Le campus de l’UQAC hébergera une nouvelle station multimodale qui sera au cœur de ce nouveau corridor. On y trouvera une quinzaine de vélos électriques en libre-service en plus de trois voitures électriques en libre partage qui seront aussi basées à cette station. La nature, l’emplacement sur le campus et l’apparence de la station restent à préciser. La STS veut en faire un lieu social au-delà de sa simple fonction.

Des stationnements incitatifs seront établis dans des lieux stratégiques dans chacun des arrondissements de Saguenay. Le premier d’entre eux sera localisé sur le Boulevard Talbot, près de l’intersection avec l’autoroute qui relie les arrondissements.

Enfin, en plus de la possibilité d’un accès universel offert à la communauté étudiante, Accès libre proposera des navettes gratuites lors de partys universitaires du jeudi.

Un financement assuré

Le lancement de cette semaine vient confirmer la solidité de ce projet. Le président de la STS, Jean-Luc Roberge, a précisé que l’adhésion de la communauté étudiante lors du référendum sur le FIO n’est pas une condition à la réalisation d’Accès libre.

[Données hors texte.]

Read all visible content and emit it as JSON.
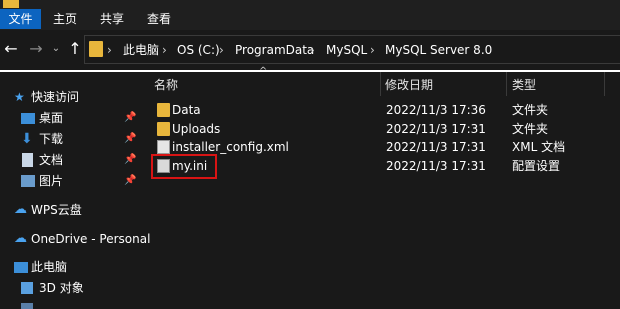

Au niveau des infrastructures, le projet se concrétisera donc quelle que soit la décision des étudiantes et étudiants de l’UQAC. Accès libre est en effet déjà financé à raison de 85% par des mesures gouvernementales visant à encourager ce type d’investissement. Le projet global nécessitera des investissements de sept millions de dollars.

Seul.es les étudiant.es fréquentant le campus de Chicoutimi seraient appelés à débourser les quarante dollars par session. Le projet exclu les inscrit.es aux centres hors-campus comme le Pavillon Alouette de Sept-Îles ou l’École NAD de Montréal. On estime donc à environ 5000 étudiant.es concernés par la consultation, et à 200 000$ la somme recueillie par la STS par session.

Selon monsieur Roberge, cette somme n’est pas nécessaire à la viabilité d’Accès libre. Elle servirait plutôt à développer des approches et à bonifier les services en fonction des besoins des utilisateurs.

« Si nous n’avons pas ces sommes, le projet continue, c’est prévu dans les budgets de la STS. Ce projet-là ne peut pas être déficitaire. Les investissements en infrastructures ne sont pas liés aux quarante dollars que les étudiants verseraient. »

L’importance du vote à l’UQAC

Il est donc acquis que la STS entreprend avec Accès libre une refonte de sa philosophie et de ses infrastructures. Il s’agit, pour la Société et ses partenaires, d’initier un changement à long terme dans les habitudes des citoyens, de montrer la voie vers un développement durable et moins orienté vers l’automobile.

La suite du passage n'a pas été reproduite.